Economists Flag Growth, Forex and Spending Gaps in National Recovery Plan

Major gaps in economic growth strategy, foreign exchange generation, public spending priorities and implementation capacity threaten to undermine Malawi’s proposed National Economic Recovery Plan (Nerp), economists have warned.

RBM Boss: Patridge

The Economics Association of Malawi (Ecama) says the draft plan correctly identifies the country’s economic challenges but fails to adequately address critical weaknesses in export diversification, forex generation, public expenditure management, governance reforms and private sector competitiveness—issues it argues lie at the heart of Malawi’s recurring economic crises.

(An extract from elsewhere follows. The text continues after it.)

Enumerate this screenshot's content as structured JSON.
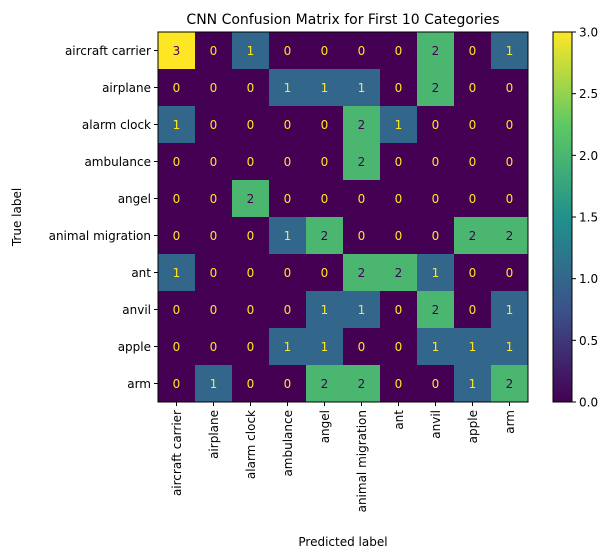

Presenting the association’s analysis during a national consultative workshop on the recovery plan in Lilongwe on Wednesday, Ecama president Bertha Bangara-Chikadza said the country’s economic problems run much deeper than the external shocks and macroeconomic instability highlighted in the draft plan.

“The country’s economic problems stem not only from external shocks and macroeconomic instability, but also from deep-seated structural weaknesses, including low productivity, weak export diversification, persistent governance failures, inefficient public spending and limited private-sector competitiveness,” she said.

Ecama observed that while government has identified Agriculture, Tourism, Mining and Manufacturing (ATMM) as the sectors expected to drive economic growth, public investment remains disproportionately concentrated in agriculture.

The association argued that Malawi needs a deliberate shift towards sectors capable of generating foreign exchange, including tourism, mining, horticulture and value-added manufacturing if the recovery plan is to succeed.

It further said fiscal consolidation should not focus solely on expenditure cuts but must also tackle procurement inefficiencies, corruption, tax evasion and illegal mining, which continue to drain public resources.

The concerns echoed remarks by George Patridge, who told the workshop that Malawi’s persistent foreign exchange shortages are rooted in deeper macroeconomic imbalances.

According to Patridge, rapid money supply growth, excessive borrowing and widening fiscal deficits have pushed demand for foreign currency far beyond the economy’s productive capacity.

“Fifty-one percent money supply growth while your GDP is growing at less than two percent tells you a lot about the pressure that you are putting on foreign exchange in terms of demand,” he said.

Ecama also warned that implementation of the recovery plan could be hampered by high public debt, limited fiscal space and rising interest payment obligations unless government succeeds in attracting more private sector investment.

Supporting that view, Temwani Simwaka said capital markets could help finance long-term development projects where commercial banks are unable to provide sufficient funding.

“Where banks are unable to finance long-term projects, the Stock Exchange is in the right position to mobilise resources,” he said.

The observations come as government seeks to build consensus around a recovery strategy aimed at restoring economic stability and growth. However, economists argue that unless the identified gaps are addressed, the plan risks falling short of delivering the structural reforms needed to transform Malawi’s economy.